The blog emphasizes CMS's commitment to promoting access to emerging medical technologies while upholding rigorous evidence standards and ensuring the health and well-being of Medicare beneficiaries.


CHATGPT Reads the Evidence Guidance Document - A Rulebook for Readoing Evidence for NCD Authors

The Evidence Guide outlines the methodological principles and criteria used by the Centers for Medicare & Medicaid Services (CMS) when evaluating clinical evidence to make national coverage determinations (NCDs) regarding the reasonable and necessary coverage of medical items and services. The guide aims to provide a framework for assessing the quality, applicability, and strength of evidence to ensure that coverage decisions are based on reliable and relevant information.

The guide emphasizes several key rules and considerations:

Methodological Principles: CMS takes into account various methodological aspects when reviewing clinical evidence, such as randomization, contemporaneous control groups, prospective studies, sample sizes, masking, and thorough documentation.
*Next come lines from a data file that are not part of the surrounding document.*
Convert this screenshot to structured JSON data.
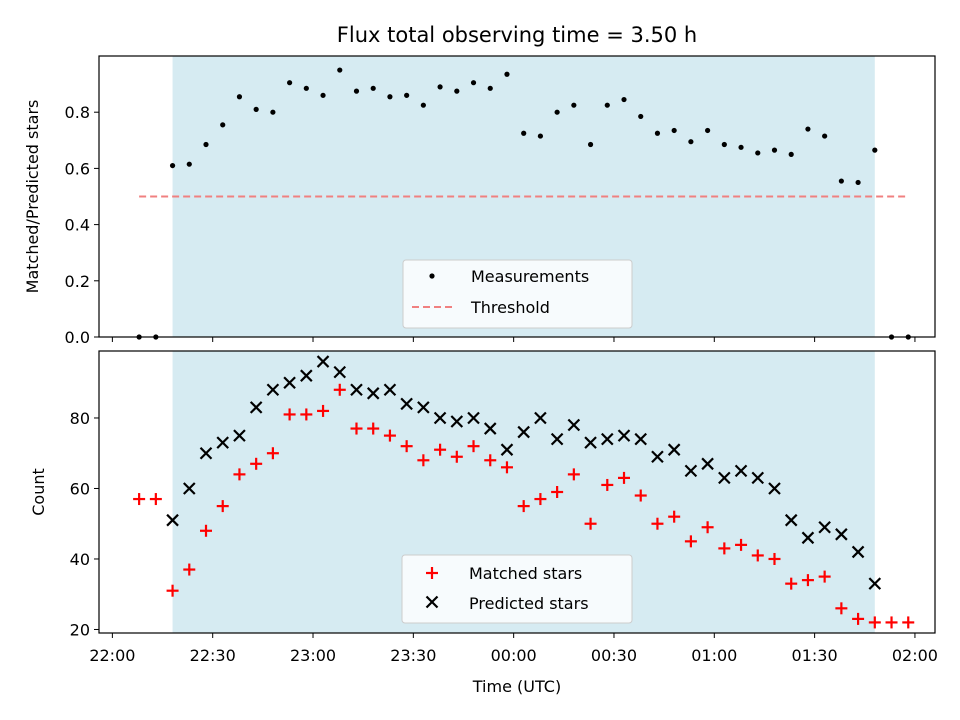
{
  "chart_data": [
    {
      "type": "scatter",
      "title": "Flux total observing time = 3.50 h",
      "xlabel": "",
      "ylabel": "Matched/Predicted stars",
      "xlim": [
        "21:56",
        "02:06"
      ],
      "ylim": [
        0,
        1.0
      ],
      "grid": false,
      "legend_position": "lower center",
      "observing_window": {
        "start": "22:18",
        "end": "01:48",
        "color": "#add8e6"
      },
      "y_ticks": [
        0.0,
        0.2,
        0.4,
        0.6,
        0.8
      ],
      "y_tick_labels": [
        "0.0",
        "0.2",
        "0.4",
        "0.6",
        "0.8"
      ],
      "threshold": {
        "name": "Threshold",
        "value": 0.5,
        "x_start": "22:08",
        "x_end": "01:58",
        "color": "#f08080"
      },
      "series": [
        {
          "name": "Measurements",
          "color": "#000000",
          "marker": "dot",
          "points": [
            [
              "22:08",
              0.0
            ],
            [
              "22:13",
              0.0
            ],
            [
              "22:18",
              0.61
            ],
            [
              "22:23",
              0.615
            ],
            [
              "22:28",
              0.685
            ],
            [
              "22:33",
              0.755
            ],
            [
              "22:38",
              0.855
            ],
            [
              "22:43",
              0.81
            ],
            [
              "22:48",
              0.8
            ],
            [
              "22:53",
              0.905
            ],
            [
              "22:58",
              0.885
            ],
            [
              "23:03",
              0.86
            ],
            [
              "23:08",
              0.95
            ],
            [
              "23:13",
              0.875
            ],
            [
              "23:18",
              0.885
            ],
            [
              "23:23",
              0.855
            ],
            [
              "23:28",
              0.86
            ],
            [
              "23:33",
              0.825
            ],
            [
              "23:38",
              0.89
            ],
            [
              "23:43",
              0.875
            ],
            [
              "23:48",
              0.905
            ],
            [
              "23:53",
              0.885
            ],
            [
              "23:58",
              0.935
            ],
            [
              "00:03",
              0.725
            ],
            [
              "00:08",
              0.715
            ],
            [
              "00:13",
              0.8
            ],
            [
              "00:18",
              0.825
            ],
            [
              "00:23",
              0.685
            ],
            [
              "00:28",
              0.825
            ],
            [
              "00:33",
              0.845
            ],
            [
              "00:38",
              0.785
            ],
            [
              "00:43",
              0.725
            ],
            [
              "00:48",
              0.735
            ],
            [
              "00:53",
              0.695
            ],
            [
              "00:58",
              0.735
            ],
            [
              "01:03",
              0.685
            ],
            [
              "01:08",
              0.675
            ],
            [
              "01:13",
              0.655
            ],
            [
              "01:18",
              0.665
            ],
            [
              "01:23",
              0.65
            ],
            [
              "01:28",
              0.74
            ],
            [
              "01:33",
              0.715
            ],
            [
              "01:38",
              0.555
            ],
            [
              "01:43",
              0.55
            ],
            [
              "01:48",
              0.665
            ],
            [
              "01:53",
              0.0
            ],
            [
              "01:58",
              0.0
            ]
          ]
        }
      ]
    },
    {
      "type": "scatter",
      "title": "",
      "xlabel": "Time (UTC)",
      "ylabel": "Count",
      "xlim": [
        "21:56",
        "02:06"
      ],
      "ylim": [
        19,
        99
      ],
      "grid": false,
      "legend_position": "lower center",
      "observing_window": {
        "start": "22:18",
        "end": "01:48",
        "color": "#add8e6"
      },
      "y_ticks": [
        20,
        40,
        60,
        80
      ],
      "y_tick_labels": [
        "20",
        "40",
        "60",
        "80"
      ],
      "x_ticks": [
        "22:00",
        "22:30",
        "23:00",
        "23:30",
        "00:00",
        "00:30",
        "01:00",
        "01:30",
        "02:00"
      ],
      "x_tick_labels": [
        "22:00",
        "22:30",
        "23:00",
        "23:30",
        "00:00",
        "00:30",
        "01:00",
        "01:30",
        "02:00"
      ],
      "series": [
        {
          "name": "Matched stars",
          "color": "#ff0000",
          "marker": "plus",
          "points": [
            [
              "22:08",
              57
            ],
            [
              "22:13",
              57
            ],
            [
              "22:18",
              31
            ],
            [
              "22:23",
              37
            ],
            [
              "22:28",
              48
            ],
            [
              "22:33",
              55
            ],
            [
              "22:38",
              64
            ],
            [
              "22:43",
              67
            ],
            [
              "22:48",
              70
            ],
            [
              "22:53",
              81
            ],
            [
              "22:58",
              81
            ],
            [
              "23:03",
              82
            ],
            [
              "23:08",
              88
            ],
            [
              "23:13",
              77
            ],
            [
              "23:18",
              77
            ],
            [
              "23:23",
              75
            ],
            [
              "23:28",
              72
            ],
            [
              "23:33",
              68
            ],
            [
              "23:38",
              71
            ],
            [
              "23:43",
              69
            ],
            [
              "23:48",
              72
            ],
            [
              "23:53",
              68
            ],
            [
              "23:58",
              66
            ],
            [
              "00:03",
              55
            ],
            [
              "00:08",
              57
            ],
            [
              "00:13",
              59
            ],
            [
              "00:18",
              64
            ],
            [
              "00:23",
              50
            ],
            [
              "00:28",
              61
            ],
            [
              "00:33",
              63
            ],
            [
              "00:38",
              58
            ],
            [
              "00:43",
              50
            ],
            [
              "00:48",
              52
            ],
            [
              "00:53",
              45
            ],
            [
              "00:58",
              49
            ],
            [
              "01:03",
              43
            ],
            [
              "01:08",
              44
            ],
            [
              "01:13",
              41
            ],
            [
              "01:18",
              40
            ],
            [
              "01:23",
              33
            ],
            [
              "01:28",
              34
            ],
            [
              "01:33",
              35
            ],
            [
              "01:38",
              26
            ],
            [
              "01:43",
              23
            ],
            [
              "01:48",
              22
            ],
            [
              "01:53",
              22
            ],
            [
              "01:58",
              22
            ]
          ]
        },
        {
          "name": "Predicted stars",
          "color": "#000000",
          "marker": "x",
          "points": [
            [
              "22:18",
              51
            ],
            [
              "22:23",
              60
            ],
            [
              "22:28",
              70
            ],
            [
              "22:33",
              73
            ],
            [
              "22:38",
              75
            ],
            [
              "22:43",
              83
            ],
            [
              "22:48",
              88
            ],
            [
              "22:53",
              90
            ],
            [
              "22:58",
              92
            ],
            [
              "23:03",
              96
            ],
            [
              "23:08",
              93
            ],
            [
              "23:13",
              88
            ],
            [
              "23:18",
              87
            ],
            [
              "23:23",
              88
            ],
            [
              "23:28",
              84
            ],
            [
              "23:33",
              83
            ],
            [
              "23:38",
              80
            ],
            [
              "23:43",
              79
            ],
            [
              "23:48",
              80
            ],
            [
              "23:53",
              77
            ],
            [
              "23:58",
              71
            ],
            [
              "00:03",
              76
            ],
            [
              "00:08",
              80
            ],
            [
              "00:13",
              74
            ],
            [
              "00:18",
              78
            ],
            [
              "00:23",
              73
            ],
            [
              "00:28",
              74
            ],
            [
              "00:33",
              75
            ],
            [
              "00:38",
              74
            ],
            [
              "00:43",
              69
            ],
            [
              "00:48",
              71
            ],
            [
              "00:53",
              65
            ],
            [
              "00:58",
              67
            ],
            [
              "01:03",
              63
            ],
            [
              "01:08",
              65
            ],
            [
              "01:13",
              63
            ],
            [
              "01:18",
              60
            ],
            [
              "01:23",
              51
            ],
            [
              "01:28",
              46
            ],
            [
              "01:33",
              49
            ],
            [
              "01:38",
              47
            ],
            [
              "01:43",
              42
            ],
            [
              "01:48",
              33
            ]
          ]
        }
      ]
    }
  ]
}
The goal is to minimize bias and ensure internal validity in the study designs.

Review of Individual Studies: CMS evaluates the quality and relevance of individual studies, considering factors like risk of bias, precision of estimates, consistency in the direction of findings, and applicability/external validity. These criteria help determine the confidence and generalizability of study results.

Strength of Evidence Assessment: CMS assesses the strength of evidence across multiple dimensions, including study design, conduct, and outcomes important to patients. The guide highlights the importance of clinically meaningful and durable benefits, while considering the balance between harms and benefits. Case series and case reports are generally assigned lower evidentiary value.
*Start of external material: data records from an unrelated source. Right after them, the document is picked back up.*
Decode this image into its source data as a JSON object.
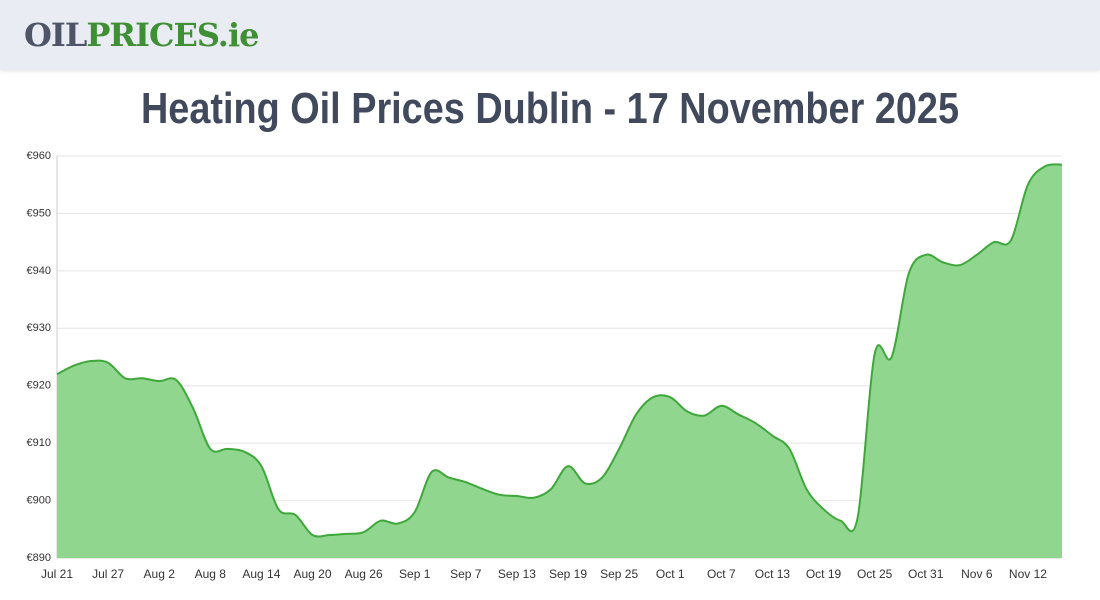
{
  "header": {
    "logo_oil": "OIL",
    "logo_prices": "PRICES",
    "logo_tld": ".ie"
  },
  "chart_data": {
    "type": "area",
    "title": "Heating Oil Prices Dublin - 17 November 2025",
    "categories": [
      "Jul 21",
      null,
      null,
      "Jul 27",
      null,
      null,
      "Aug 2",
      null,
      null,
      "Aug 8",
      null,
      null,
      "Aug 14",
      null,
      null,
      "Aug 20",
      null,
      null,
      "Aug 26",
      null,
      null,
      "Sep 1",
      null,
      null,
      "Sep 7",
      null,
      null,
      "Sep 13",
      null,
      null,
      "Sep 19",
      null,
      null,
      "Sep 25",
      null,
      null,
      "Oct 1",
      null,
      null,
      "Oct 7",
      null,
      null,
      "Oct 13",
      null,
      null,
      "Oct 19",
      null,
      null,
      "Oct 25",
      null,
      null,
      "Oct 31",
      null,
      null,
      "Nov 6",
      null,
      null,
      "Nov 12",
      null,
      null
    ],
    "values": [
      922,
      923.5,
      924.3,
      924,
      921.3,
      921.3,
      920.8,
      921,
      916,
      909,
      909,
      908.5,
      906,
      898.5,
      897.5,
      894,
      894,
      894.2,
      894.5,
      896.5,
      896,
      898,
      905,
      904,
      903.2,
      902,
      901,
      900.8,
      900.5,
      902,
      906,
      903,
      904,
      909,
      915,
      918,
      918,
      915.5,
      914.8,
      916.5,
      915,
      913.5,
      911.3,
      909,
      902,
      898.5,
      896.5,
      897,
      925.5,
      925,
      939.5,
      942.8,
      941.5,
      941,
      942.8,
      945,
      945.3,
      955,
      958.2,
      958.5
    ],
    "color": "#3ea83a",
    "fill": "#90d68f",
    "ylim": [
      890,
      960
    ],
    "yticks": [
      {
        "value": 890,
        "label": "€890"
      },
      {
        "value": 900,
        "label": "€900"
      },
      {
        "value": 910,
        "label": "€910"
      },
      {
        "value": 920,
        "label": "€920"
      },
      {
        "value": 930,
        "label": "€930"
      },
      {
        "value": 940,
        "label": "€940"
      },
      {
        "value": 950,
        "label": "€950"
      },
      {
        "value": 960,
        "label": "€960"
      }
    ],
    "grid": true
  }
}
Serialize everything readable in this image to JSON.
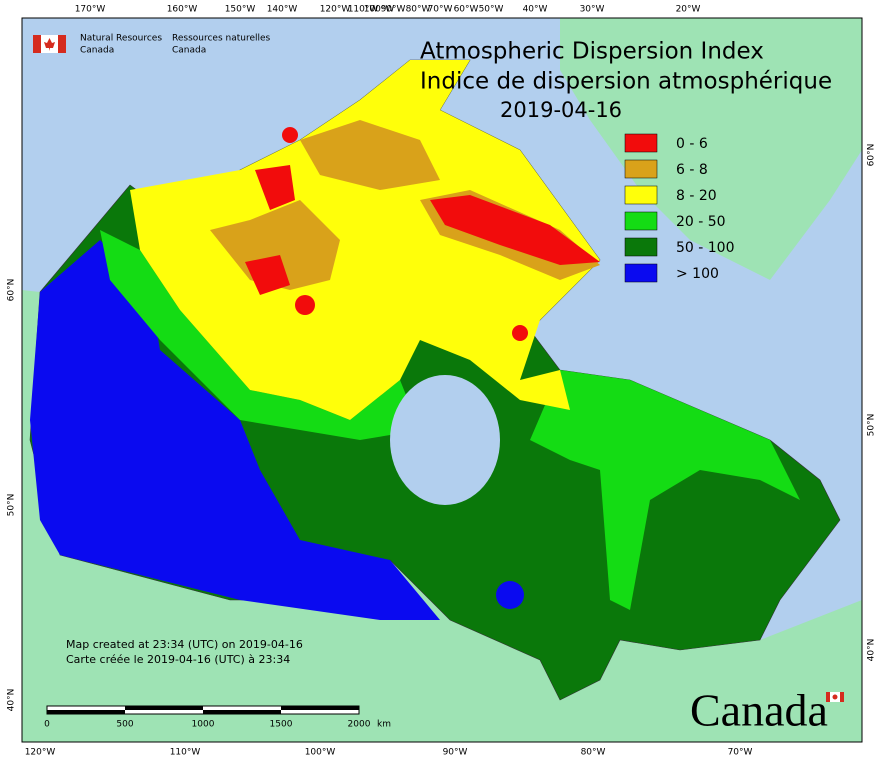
{
  "header": {
    "logo_en": [
      "Natural Resources",
      "Canada"
    ],
    "logo_fr": [
      "Ressources naturelles",
      "Canada"
    ]
  },
  "title": {
    "en": "Atmospheric Dispersion Index",
    "fr": "Indice de dispersion atmosphérique",
    "date": "2019-04-16"
  },
  "legend": [
    {
      "label": "0 - 6",
      "color": "#f20c0c"
    },
    {
      "label": "6 - 8",
      "color": "#d9a21a"
    },
    {
      "label": "8 - 20",
      "color": "#ffff0a"
    },
    {
      "label": "20 - 50",
      "color": "#14dc14"
    },
    {
      "label": "50 - 100",
      "color": "#0a780a"
    },
    {
      "label": "> 100",
      "color": "#0a0af0"
    }
  ],
  "graticule": {
    "top": [
      "170°W",
      "160°W",
      "150°W",
      "140°W",
      "120°W",
      "110°W",
      "100°W",
      "90°W",
      "80°W",
      "70°W",
      "60°W",
      "50°W",
      "40°W",
      "30°W",
      "20°W"
    ],
    "bottom": [
      "120°W",
      "110°W",
      "100°W",
      "90°W",
      "80°W",
      "70°W"
    ],
    "left": [
      "60°N",
      "50°N",
      "40°N"
    ],
    "right": [
      "60°N",
      "50°N",
      "40°N"
    ]
  },
  "credits": [
    "Map created at 23:34 (UTC) on 2019-04-16",
    "Carte créée le 2019-04-16 (UTC) à 23:34"
  ],
  "scale_bar": {
    "ticks": [
      0,
      500,
      1000,
      1500,
      2000
    ],
    "unit": "km"
  },
  "wordmark": "Canada"
}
The goal of the Evidence Guide is to promote a comprehensive and transparent evaluation of evidence, ensuring that CMS coverage decisions are based on rigorous and reliable information. By providing clarity on the factors considered and the evaluation process, the guide aims to support predictable and consistent coverage determinations.

It is important to be aware of the Evidence Guide because it outlines the criteria and standards used by CMS to assess the evidence supporting Medicare coverage decisions. Understanding these guidelines can help stakeholders, including healthcare providers, manufacturers, and researchers, align their evidence development strategies and submissions with CMS requirements. Being familiar with the guide can facilitate meaningful engagement in the coverage determination process and ensure that Medicare beneficiaries have access to high-quality and evidence-based medical interventions and services.

10 pp

Error in TCET Guide

CMS makes an error in the TCET proposal which I've seen it makes before, that BT Device applies to only one unique product [sic].  In fact, FDA issues BT Device Status (a review channel) to every applicable device up until one is approved for market.  For examle, similar devices A,B,C, may be granted BT status in January, February, March, and they all still  are "breakthrough devices" if they are successively approved in July, August, September.   More than one device in a category is allowed (for example, comparable liquid biopsy tests from both Guardant and FMI recently approved as BT devices by FDA).


* A general counsel of HHS under Trump wrote a memo that CMS's engagement with AHRQ was so think as to not support this leg of the legal standing the statuted required for CED.  See more on GC Charrow's AHRQ legal memo and also several relevant links, in my blog here.


A proprietary source, Washington Analysis, headlined that the TCET "underwhelms," which I concur with.